Foyn Harbor (Enterprise Islands) and Cuverville Island
 
Early this morning, during breakfast, National Geographic Explorer anchored in a very protected spot called Foyn Harbor. It is named for the Norwegian whaler who invented the exploding harpoon, which along with fast steam-powered ships, revolutionized the whaling industry in the late 19th century. This idyllic setting is actually the central location of a group of small islands known as the Enterprise Group, near the eastern end of Nansen Island (in the middle of the Gerlache Strait). Captain Kruese anchored the ship right near the wreckage and debris of an old iron whaling ship called the GOUVENØREN, which dates to the early part of the 20th century.
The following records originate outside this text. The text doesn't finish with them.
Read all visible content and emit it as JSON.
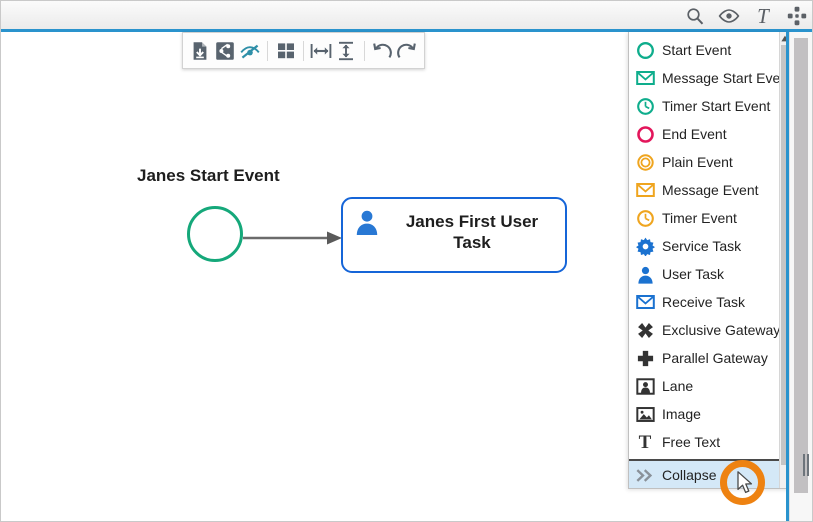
{
  "header": {
    "icons": [
      {
        "name": "search-icon",
        "label": "Search"
      },
      {
        "name": "eye-icon",
        "label": "Show/Hide"
      },
      {
        "name": "text-icon",
        "label": "Text"
      },
      {
        "name": "move-icon",
        "label": "Move"
      }
    ]
  },
  "toolbar": {
    "buttons": [
      {
        "name": "download-icon",
        "label": "Download"
      },
      {
        "name": "share-icon",
        "label": "Share"
      },
      {
        "name": "eye-slash-icon",
        "label": "Hide"
      },
      {
        "name": "grid-icon",
        "label": "Grid"
      },
      {
        "name": "fit-horizontal-icon",
        "label": "Fit Width"
      },
      {
        "name": "fit-vertical-icon",
        "label": "Fit Height"
      },
      {
        "name": "undo-icon",
        "label": "Undo"
      },
      {
        "name": "redo-icon",
        "label": "Redo"
      }
    ]
  },
  "diagram": {
    "start_event_label": "Janes Start Event",
    "user_task_label": "Janes First User Task",
    "start_event_color": "#15a87a",
    "user_task_color": "#1565d8",
    "connector_color": "#6b6b6b"
  },
  "palette": {
    "items": [
      {
        "label": "Start Event",
        "icon": "circle-outline-icon",
        "color": "#0ead8c",
        "selected": false,
        "separator": false
      },
      {
        "label": "Message Start Event",
        "icon": "envelope-icon",
        "color": "#0ead8c",
        "selected": false,
        "separator": false
      },
      {
        "label": "Timer Start Event",
        "icon": "clock-icon",
        "color": "#0ead8c",
        "selected": false,
        "separator": false
      },
      {
        "label": "End Event",
        "icon": "circle-outline-icon",
        "color": "#e3165b",
        "selected": false,
        "separator": false
      },
      {
        "label": "Plain Event",
        "icon": "double-circle-icon",
        "color": "#efa51f",
        "selected": false,
        "separator": false
      },
      {
        "label": "Message Event",
        "icon": "envelope-icon",
        "color": "#efa51f",
        "selected": false,
        "separator": false
      },
      {
        "label": "Timer Event",
        "icon": "clock-icon",
        "color": "#efa51f",
        "selected": false,
        "separator": false
      },
      {
        "label": "Service Task",
        "icon": "gear-icon",
        "color": "#1b72d0",
        "selected": false,
        "separator": false
      },
      {
        "label": "User Task",
        "icon": "person-icon",
        "color": "#1b72d0",
        "selected": false,
        "separator": false
      },
      {
        "label": "Receive Task",
        "icon": "envelope-icon",
        "color": "#1b72d0",
        "selected": false,
        "separator": false
      },
      {
        "label": "Exclusive Gateway",
        "icon": "x-burst-icon",
        "color": "#333333",
        "selected": false,
        "separator": false
      },
      {
        "label": "Parallel Gateway",
        "icon": "plus-burst-icon",
        "color": "#333333",
        "selected": false,
        "separator": false
      },
      {
        "label": "Lane",
        "icon": "lane-icon",
        "color": "#333333",
        "selected": false,
        "separator": false
      },
      {
        "label": "Image",
        "icon": "image-icon",
        "color": "#333333",
        "selected": false,
        "separator": false
      },
      {
        "label": "Free Text",
        "icon": "free-text-icon",
        "color": "#333333",
        "selected": false,
        "separator": false
      },
      {
        "label": "Collapse",
        "icon": "double-chevron-right-icon",
        "color": "#8a9199",
        "selected": true,
        "separator": true
      }
    ]
  },
  "colors": {
    "accent_blue": "#2a93cd",
    "selection_blue": "#d4e8f7",
    "highlight_orange": "#ee8211"
  }
}
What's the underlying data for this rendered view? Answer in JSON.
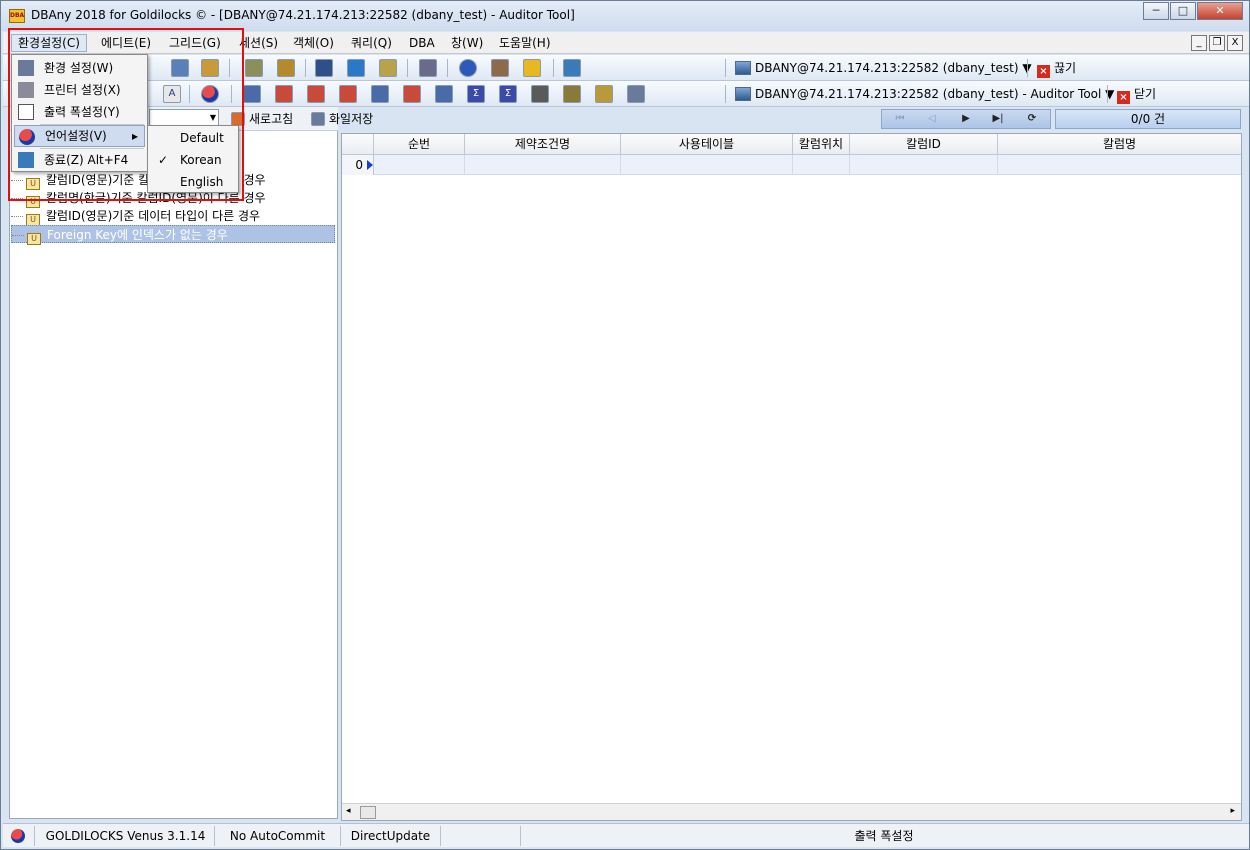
{
  "window": {
    "title": "DBAny 2018 for Goldilocks © - [DBANY@74.21.174.213:22582 (dbany_test) - Auditor Tool]",
    "app_icon_text": "DBA",
    "minimize": "─",
    "maximize": "□",
    "close": "✕"
  },
  "menubar": {
    "items": [
      {
        "label": "환경설정(C)"
      },
      {
        "label": "에디트(E)"
      },
      {
        "label": "그리드(G)"
      },
      {
        "label": "세션(S)"
      },
      {
        "label": "객체(O)"
      },
      {
        "label": "쿼리(Q)"
      },
      {
        "label": "DBA"
      },
      {
        "label": "창(W)"
      },
      {
        "label": "도움말(H)"
      }
    ],
    "mdi_min": "_",
    "mdi_restore": "❐",
    "mdi_close": "X"
  },
  "toolbar1": {
    "connection": "DBANY@74.21.174.213:22582 (dbany_test) ▼",
    "disconnect_label": "끊기"
  },
  "toolbar2": {
    "connection": "DBANY@74.21.174.213:22582 (dbany_test) - Auditor Tool ▼",
    "close_label": "닫기"
  },
  "actions": {
    "refresh": "새로고침",
    "save_file": "화일저장"
  },
  "navigator": {
    "first": "⏮",
    "prev": "◁",
    "next": "▶",
    "last": "▶|",
    "refresh": "⟳",
    "count": "0/0 건"
  },
  "tree": {
    "items": [
      {
        "label": "칼럼ID(영문)기준 칼럼명(한글)이 다른 경우"
      },
      {
        "label": "칼럼명(한글)기준 칼럼ID(영문)이 다른 경우"
      },
      {
        "label": "칼럼ID(영문)기준 데이터 타입이 다른 경우"
      },
      {
        "label": "Foreign Key에 인덱스가 없는 경우",
        "selected": true
      }
    ]
  },
  "grid": {
    "columns": [
      "순번",
      "제약조건명",
      "사용테이블",
      "칼럼위치",
      "칼럼ID",
      "칼럼명"
    ],
    "row_indicator": "0"
  },
  "dropdown": {
    "items": [
      {
        "label": "환경 설정(W)"
      },
      {
        "label": "프린터 설정(X)"
      },
      {
        "label": "출력 폭설정(Y)"
      },
      {
        "label": "언어설정(V)"
      },
      {
        "label": "종료(Z)  Alt+F4"
      }
    ],
    "submenu_arrow": "▸"
  },
  "submenu": {
    "items": [
      {
        "label": "Default"
      },
      {
        "label": "Korean",
        "checked": true
      },
      {
        "label": "English"
      }
    ],
    "check": "✓"
  },
  "statusbar": {
    "db_version": "GOLDILOCKS Venus 3.1.14",
    "commit_mode": "No AutoCommit",
    "update_mode": "DirectUpdate",
    "output": "출력 폭설정"
  },
  "colors": {
    "highlight_box": "#e01010",
    "selected_row": "#aec2e6"
  }
}
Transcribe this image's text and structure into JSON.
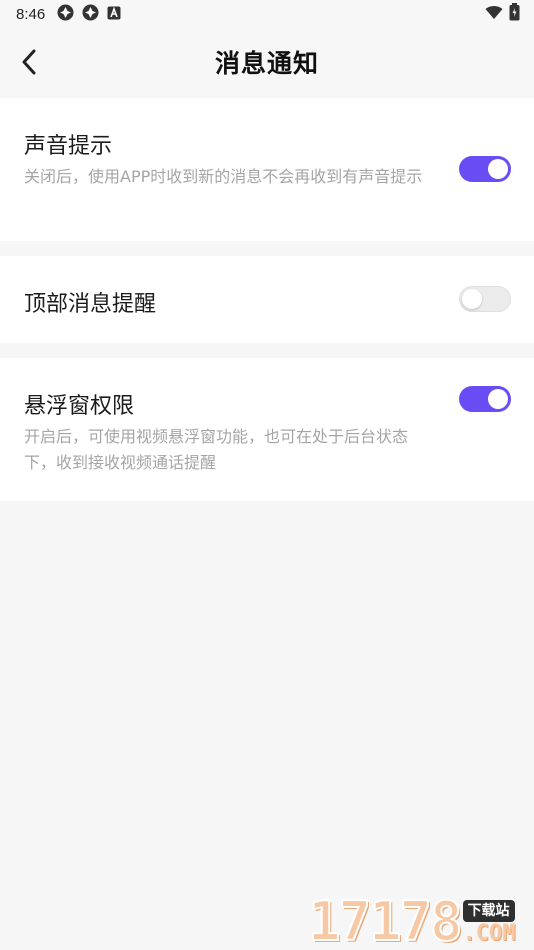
{
  "status_bar": {
    "time": "8:46",
    "left_icons": [
      "app-notification-icon",
      "app-notification-icon",
      "keyboard-a-icon"
    ],
    "right_icons": [
      "wifi-icon",
      "battery-icon"
    ]
  },
  "header": {
    "title": "消息通知",
    "back_icon": "back-arrow-icon"
  },
  "settings": {
    "sound": {
      "title": "声音提示",
      "description": "关闭后，使用APP时收到新的消息不会再收到有声音提示",
      "enabled": true
    },
    "top_banner": {
      "title": "顶部消息提醒",
      "enabled": false
    },
    "floating_window": {
      "title": "悬浮窗权限",
      "description": "开启后，可使用视频悬浮窗功能，也可在处于后台状态下，收到接收视频通话提醒",
      "enabled": true
    }
  },
  "watermark": {
    "digits": "17178",
    "badge": "下载站",
    "domain": ".COM"
  },
  "colors": {
    "toggle_on": "#6a4cf5",
    "toggle_off": "#ebebeb",
    "page_background": "#f6f6f6",
    "card_background": "#ffffff",
    "description_text": "#a5a5a5"
  }
}
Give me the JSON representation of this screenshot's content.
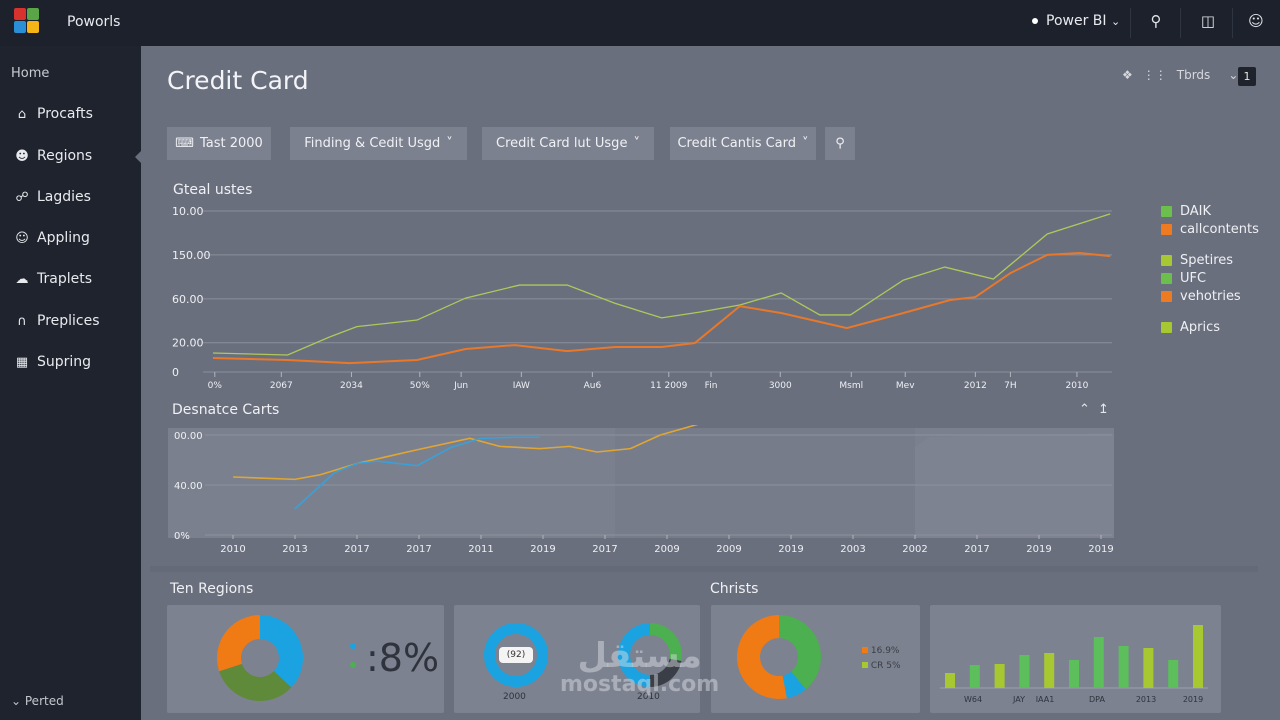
{
  "topbar": {
    "app_name": "Poworls",
    "workspace": "Power BI",
    "workspace_chevron": "⌄"
  },
  "sidebar": {
    "home": "Home",
    "items": [
      {
        "label": "Procafts",
        "icon": "home-icon"
      },
      {
        "label": "Regions",
        "icon": "user-icon"
      },
      {
        "label": "Lagdies",
        "icon": "link-icon"
      },
      {
        "label": "Appling",
        "icon": "smile-icon"
      },
      {
        "label": "Traplets",
        "icon": "cloud-icon"
      },
      {
        "label": "Preplices",
        "icon": "arch-icon"
      },
      {
        "label": "Supring",
        "icon": "basket-icon"
      }
    ],
    "footer": "Perted"
  },
  "page": {
    "title": "Credit Card",
    "tools_label": "Tbrds",
    "badge": "1"
  },
  "filters": [
    {
      "label": "Tast 2000"
    },
    {
      "label": "Finding & Cedit Usgd"
    },
    {
      "label": "Credit Card lut Usge"
    },
    {
      "label": "Credit Cantis Card"
    }
  ],
  "colors": {
    "green": "#a4c454",
    "orange": "#e8782a",
    "gold": "#e0a634",
    "blue": "#2aa6dc",
    "donut_green": "#4caf50",
    "olive": "#5f8a3a",
    "bar_yg": "#a8c832",
    "bar_green": "#5cbf5c"
  },
  "chart_data": [
    {
      "type": "line",
      "title": "Gteal ustes",
      "xlim": [
        0,
        100
      ],
      "ylim": [
        0,
        110
      ],
      "y_ticks": [
        {
          "v": 0,
          "label": "0"
        },
        {
          "v": 20,
          "label": "20.00"
        },
        {
          "v": 50,
          "label": "60.00"
        },
        {
          "v": 80,
          "label": "150.00"
        },
        {
          "v": 110,
          "label": "10.00"
        }
      ],
      "x_ticks": [
        {
          "v": 0.2,
          "label": "0%"
        },
        {
          "v": 7.6,
          "label": "2067"
        },
        {
          "v": 15.4,
          "label": "2034"
        },
        {
          "v": 23,
          "label": "50%"
        },
        {
          "v": 27.6,
          "label": "Jun"
        },
        {
          "v": 34.3,
          "label": "IAW"
        },
        {
          "v": 42.2,
          "label": "Au6"
        },
        {
          "v": 50.7,
          "label": "11 2009"
        },
        {
          "v": 55.4,
          "label": "Fin"
        },
        {
          "v": 63.1,
          "label": "3000"
        },
        {
          "v": 71,
          "label": "Msml"
        },
        {
          "v": 77,
          "label": "Mev"
        },
        {
          "v": 84.8,
          "label": "2012"
        },
        {
          "v": 88.7,
          "label": "7H"
        },
        {
          "v": 96.1,
          "label": "2010"
        }
      ],
      "series": [
        {
          "name": "green",
          "color": "#b0c85a",
          "x": [
            0,
            8.3,
            13,
            16,
            22.7,
            28.1,
            34.1,
            39.4,
            44.7,
            49.9,
            54.2,
            58.6,
            63.2,
            67.5,
            70.9,
            76.8,
            81.4,
            86.8,
            92.8,
            99.8
          ],
          "y": [
            13,
            11.6,
            24,
            31,
            35.5,
            50.5,
            59.4,
            59.4,
            47,
            37,
            41,
            45.8,
            54,
            39,
            39,
            62.8,
            71.7,
            63.5,
            94.3,
            108
          ]
        },
        {
          "name": "orange",
          "color": "#e8782a",
          "x": [
            0,
            8.3,
            15.2,
            22.7,
            28.1,
            33.6,
            39.4,
            44.7,
            49.9,
            53.6,
            58.6,
            63.2,
            70.5,
            76.8,
            82,
            84.8,
            88.7,
            92.8,
            96.4,
            99.8
          ],
          "y": [
            9.6,
            8.2,
            6.1,
            8.2,
            15.7,
            18.4,
            14.3,
            17.1,
            17.1,
            19.8,
            45,
            40.3,
            30,
            40.3,
            49.2,
            51.2,
            67.6,
            80,
            81.3,
            79.2
          ]
        }
      ],
      "legend": {
        "placement": "right",
        "entries": [
          {
            "label": "DAIK",
            "color": "#6cbf4c"
          },
          {
            "label": "callcontents",
            "color": "#ee7a22"
          },
          {
            "label": "Spetires",
            "color": "#a8c832"
          },
          {
            "label": "UFC",
            "color": "#6cbf4c"
          },
          {
            "label": "vehotries",
            "color": "#ee7a22"
          },
          {
            "label": "Aprics",
            "color": "#a8c832"
          }
        ]
      }
    },
    {
      "type": "line",
      "title": "Desnatce Carts",
      "xlim": [
        0,
        100
      ],
      "ylim": [
        0,
        88
      ],
      "y_ticks": [
        {
          "v": 0,
          "label": "0%"
        },
        {
          "v": 40,
          "label": "40.00"
        },
        {
          "v": 80,
          "label": "00.00"
        }
      ],
      "x_tick_labels": [
        "2010",
        "2013",
        "2017",
        "2017",
        "2011",
        "2019",
        "2017",
        "2009",
        "2009",
        "2019",
        "2003",
        "2002",
        "2017",
        "2019",
        "2019"
      ],
      "series": [
        {
          "name": "gold",
          "color": "#e0a634",
          "x": [
            3.1,
            9.9,
            12.7,
            16.8,
            23.4,
            29.2,
            32.5,
            36.9,
            40.2,
            43.2,
            46.9,
            50.2,
            54.6,
            56.8
          ],
          "y": [
            46.4,
            44.5,
            48.2,
            57.3,
            68.2,
            77.3,
            70.9,
            69.1,
            70.9,
            66.4,
            69.1,
            80,
            89.1,
            90
          ]
        },
        {
          "name": "blue",
          "color": "#3aa0d8",
          "x": [
            9.9,
            14.3,
            16.8,
            19,
            23.4,
            27.1,
            30.4,
            34.2,
            36.9
          ],
          "y": [
            20.9,
            50,
            57.3,
            59.1,
            55.5,
            70,
            77.3,
            78.2,
            78.2
          ]
        }
      ]
    },
    {
      "type": "pie",
      "title": "Ten Regions",
      "donut": true,
      "slices": [
        {
          "value": 37,
          "color": "#1aa3e0"
        },
        {
          "value": 33,
          "color": "#5f8a3a"
        },
        {
          "value": 30,
          "color": "#f07a14"
        }
      ],
      "kpi": ":8%"
    },
    {
      "type": "pie",
      "donut": true,
      "label": "2000",
      "center_label": "(92)",
      "slices": [
        {
          "value": 100,
          "color": "#1aa3e0"
        }
      ]
    },
    {
      "type": "pie",
      "donut": true,
      "label": "2010",
      "slices": [
        {
          "value": 28,
          "color": "#4caf50"
        },
        {
          "value": 22,
          "color": "#3a3e46"
        },
        {
          "value": 50,
          "color": "#1aa3e0"
        }
      ]
    },
    {
      "type": "pie",
      "title": "Christs",
      "donut": true,
      "slices": [
        {
          "value": 39,
          "color": "#4caf50"
        },
        {
          "value": 8,
          "color": "#1aa3e0"
        },
        {
          "value": 53,
          "color": "#f07a14"
        }
      ],
      "legend": [
        {
          "label": "16.9%",
          "color": "#f07a14"
        },
        {
          "label": "CR 5%",
          "color": "#a8c832"
        }
      ]
    },
    {
      "type": "bar",
      "values": [
        15,
        23,
        24,
        33,
        35,
        28,
        51,
        42,
        40,
        28,
        63
      ],
      "colors": [
        "#a8c832",
        "#5cbf5c",
        "#a8c832",
        "#5cbf5c",
        "#a8c832",
        "#5cbf5c",
        "#5cbf5c",
        "#5cbf5c",
        "#a8c832",
        "#5cbf5c",
        "#a8c832"
      ],
      "x_tick_labels": [
        "W64",
        "JAY",
        "IAA1",
        "DPA",
        "2013",
        "2019"
      ]
    }
  ],
  "watermark": {
    "arabic": "مستقل",
    "latin": "mostaql.com"
  }
}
This was one of the first factory whaling ships and had state of the art technology in its day. She operated during two summer seasons down here and was responsible for processing nearly 1,000 whales before she was destroyed by fire in 1915. The whales had their revenge, because the vast storage of whale oil on board must have contributed to the destructive fire which became so hot it nearly melted some of the wrought iron railings near the water line. The islands in this group are relatively small, but are especially impressive in that they are covered by ice caps…some of which had recently dropped some bergy bits about the region for our amusement. In addition to the beautiful scenery and historic aspects of the archipelago, we also encountered several Antarctic fur seals, as well as nesting Antarctic terns, skuas, and kelp gulls on the exposed rocks.
 
In the afternoon, we sailed southward in the Gerlache Strait to Cuverville Island. This small, but highly elevated rocky island is strategically situated in the middle of the Errera Channel between Ronge Island and the Arctowski Peninsula on the mainland. The entire time we were ashore here, we heard loud rumblings from the surrounding glaciers as they crunched their way down to the sea (Figure A). One major avalanche was also witnessed over on the mainland. Cuverville is an important breeding site for about 5,000 pairs of gentoo penguins, as well as giant petrels, pintado petrels, snow petrels, Wilson’s storm-petrels, blue eyed shags, sheathbills, skuas, gulls, and terns. We saw all these species, as well as Antarctic fur seals, one Weddell seal, lots of crabeater seals, and a few leopard seals. This island is also rich in vegetation, including extensive moss beds, lichens, and clumps of hair grass (one of only two flowering plant species in Antarctica). Many people climbed high up on the ice cap and were rewarded with spectacular views in spectacular conditions. A highlight this afternoon was cruising in our Zodiacs around some of the enormous icebergs grounded in the shallow waters near the island. It’s always fun to try to figure out the history of icebergs by analyzing their shapes, textures, and erosional lines (Figure B).
 
From Cuverville Island, we continued southward and later cruised through Paradise Bay, where we enjoyed near perfect conditions with great visibility and a clear view of the mountains rising straight up into heaven…hence the name for the place. We discussed a little more history as we passed the two bases located in the bay: Gonzales Videla (Chilean) and Brown (Argentine). People remained out on deck very late this evening as we continued scenic cruising ever southward.